Whether the caller is able to do something with that error is not that important here. If he doesn't want it, he can always explicitly ignore it (or maybe log it?). So, I would say that changing this function to use Expected<T> is definitely a good thing, but it doesn't have to happen in this patch.

BTW, if you have a Status object, you can convert it to an Expected<T> (via llvm::Error) by calling ToError on it. Also, you don't have to define your own error type if you just want to return some string. StringError (llvm::createStringError) should suffice for that.

Thanks Pavel, I'll convert this to use Expected<> while I'm working on it. I'm writing a test case right now, and looking at how DynamicPluginDarwin works more closely for adding & removing binaries, e.g. there's also no way to batch remove libraries and have a group broadcast notification be sent. There was also a bug in my original patch for calling LoadScriptingResourceForModule() to find a python resource file in a dSYM bundle - it is currently called from Target::ModuleUpdated when a binary is added to the target's ModuleList, but I'm suppressing that call with this change, so I need to move that over to ModulesDidLoad.

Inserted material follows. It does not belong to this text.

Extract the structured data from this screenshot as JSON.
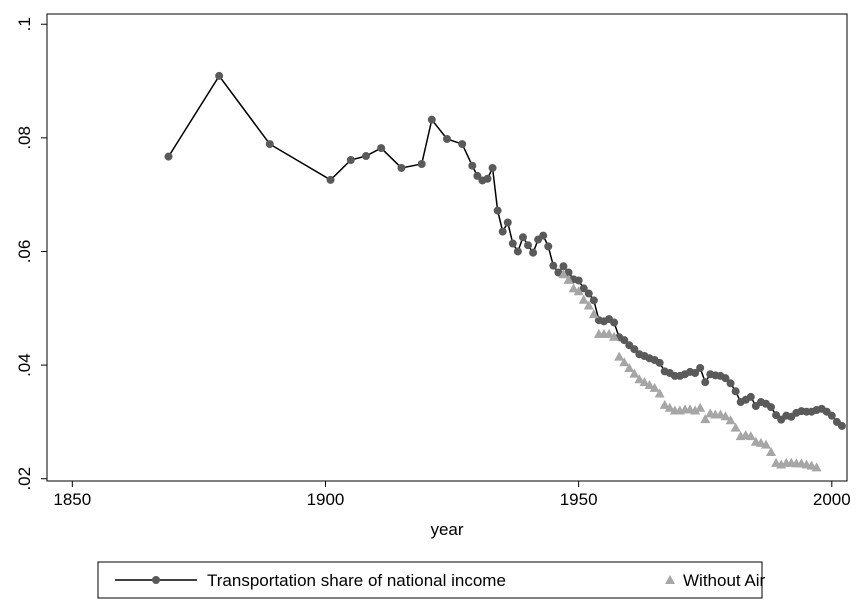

Thanks Pavel, I'll convert this to use Expected<> while I'm working on it. I'm writing a test case right now, and looking at how DynamicPluginDarwin works more closely for adding & removing binaries, e.g. there's also no way to batch remove libraries and have a group broadcast notification be sent. There was also a bug in my original patch for calling LoadScriptingResourceForModule() to find a python resource file in a dSYM bundle - it is currently called from Target::ModuleUpdated when a binary is added to the target's ModuleList, but I'm suppressing that call with this change, so I need to move that over to ModulesDidLoad.

Sounds good to me.

Added a testcase, TestModuleLoadedNotifys.

Renamed the pure virtual notifier methods in ModuleList to add 'Notify' at the start of their names, updated the names in subclass Target as well. Added a NotifyModulesRemoved and changed ModuleList::Remove(ModuleList&) so that it removes all of the modules one-by-one from the collection and then calls NotifyModulesRemoved() so they are broadcast as a group. I renamed the methods to make it clearer in Target that these are subclass implementations.

Changed Target::SetExecutableModule() so that it will load all dependent libraries without notifying, and send a group notification about all of them once they've been added.

Moved the call to LoadScriptingResourceForModule from Target::NotifyModuleAdded to Target::ModulesDidLoad so DynamicLoader plugins can call ModulesDidLoad with the full list of libraries and still get scripting files loaded.

I tried changing Target::GetOrCreateModule to return Expected<ModuleSP> but I wasn't thrilled with the double-dereference of the returned value when I started updating callers. It wasn't horrible, but it looked messy. I should go back and try again but my first shot at a few of them didn't look great.

I want to hand-test the scripting resource loading a bit on Monday but this is probably about what I'm doing for now. At this point, DynamicLoaderDarwin sends batched notifications on the CreateTarget() binary dependent binaries. It sends a batched notification when we start a real process and throw away all those binaries. It sends out batched notifications when we load the binaries back in via dyld notifications.

This revision was not accepted when it landed; it landed in state Needs Review.Apr 8 2019, 4:01 PM
This revision was automatically updated to reflect the committed changes.